How Drop Checkers Work

Checking c02 levels

All plants will benefit from c02 in any tank, be it low light or high light.

The one problem people tend to have is how to check how much c02 is in the tank. This can be done one of two ways.

1. The most common method of checking c02 is taking the pH/kH read and checking them against a c02 table, the aim is to have a reading within the green boxes. This method is fine and has been used for a great many years, but, this method has ONE MAJOR problem, it relies on the water column having “NO BUFFERS” in the water. If any buffers, ph up or pH down etc or even p04 are in the water then the reads will not give a true account of the total c02 in the water.

2. The more favoured and more accurate way of checking c02 is by using a drop checker and a 4dkh solution. This when placed in the tank will show by a blue, yellow or green color what the c02 levels are.
Blue = too little. Yellow = too much. Green = OK.
Green indicates a c02 level of 30ppm. There are other dkh solutions that can be used 3 & 5dkh which give higher or lower reads than 30ppm depending on the level you want but 30ppm is the more natural for a planted tank.

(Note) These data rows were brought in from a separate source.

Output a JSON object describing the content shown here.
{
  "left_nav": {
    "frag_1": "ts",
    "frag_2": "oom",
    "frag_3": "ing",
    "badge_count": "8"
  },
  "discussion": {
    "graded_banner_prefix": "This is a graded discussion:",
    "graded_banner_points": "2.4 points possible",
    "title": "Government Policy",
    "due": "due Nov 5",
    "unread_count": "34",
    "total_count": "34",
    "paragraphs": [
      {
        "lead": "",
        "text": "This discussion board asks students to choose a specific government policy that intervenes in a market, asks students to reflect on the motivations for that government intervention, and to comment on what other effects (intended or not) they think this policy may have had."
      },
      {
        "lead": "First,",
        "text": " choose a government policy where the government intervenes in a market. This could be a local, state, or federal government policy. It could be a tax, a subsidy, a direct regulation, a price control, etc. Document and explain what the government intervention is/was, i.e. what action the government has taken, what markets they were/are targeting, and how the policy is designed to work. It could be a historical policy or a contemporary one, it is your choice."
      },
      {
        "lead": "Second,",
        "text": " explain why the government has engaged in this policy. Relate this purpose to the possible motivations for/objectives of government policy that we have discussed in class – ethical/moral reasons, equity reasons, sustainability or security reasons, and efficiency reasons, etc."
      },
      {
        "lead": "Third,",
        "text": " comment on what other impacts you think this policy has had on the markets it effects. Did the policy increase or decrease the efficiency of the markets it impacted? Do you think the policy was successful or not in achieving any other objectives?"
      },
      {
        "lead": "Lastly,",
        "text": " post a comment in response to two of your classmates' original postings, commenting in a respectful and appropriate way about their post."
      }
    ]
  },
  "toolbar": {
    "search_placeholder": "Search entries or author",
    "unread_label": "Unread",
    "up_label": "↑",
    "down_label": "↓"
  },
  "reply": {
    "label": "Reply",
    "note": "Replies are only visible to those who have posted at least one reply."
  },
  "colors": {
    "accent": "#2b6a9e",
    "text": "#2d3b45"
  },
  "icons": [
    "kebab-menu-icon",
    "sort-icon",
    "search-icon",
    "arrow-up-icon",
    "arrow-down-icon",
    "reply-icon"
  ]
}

Turn drop checker upside down and half fill the ball (approx 5-6 drops) of 4dkh solution
2. Add 1-2 drops of APIs low pH solution bromo blue) the amount of bromo blue will not affect the read only the deepness of the color.
3. Turn the drop checker the right way up, being careful not to spill the solution.
4. Place the drop checker in the tank so it is visible.
5. Approx 1hr after you place the drop checker in the tank you should see the color of the regent changed or starting to change. After 2hrs you should be able to read the color as is to get the correct level of c02 in the tank

Drop checkers & 4dkh solution can be found here:

So how does this little glass ball work?

A drop checker is where the 4 deg° KH standard and a pH indicator, “bromo blue”(found in API low pH test kit) is placed in the ball of the drop checker. The shape of the drop checker ensures that there is a gap between the aquarium water and the indicator solution

When c02 is injected into the aquarium water above its normal level the c02 will escape (outgas) up into the drop checker where gases exchange will take place. When this happens the c02 gas will be absorbed by the indicator solution and lower the pH of the solution giving the colors described above.

When c02 is not injected into the water the opposite happens, this being any c02 in the solution will escape back into the water giving the colors described above.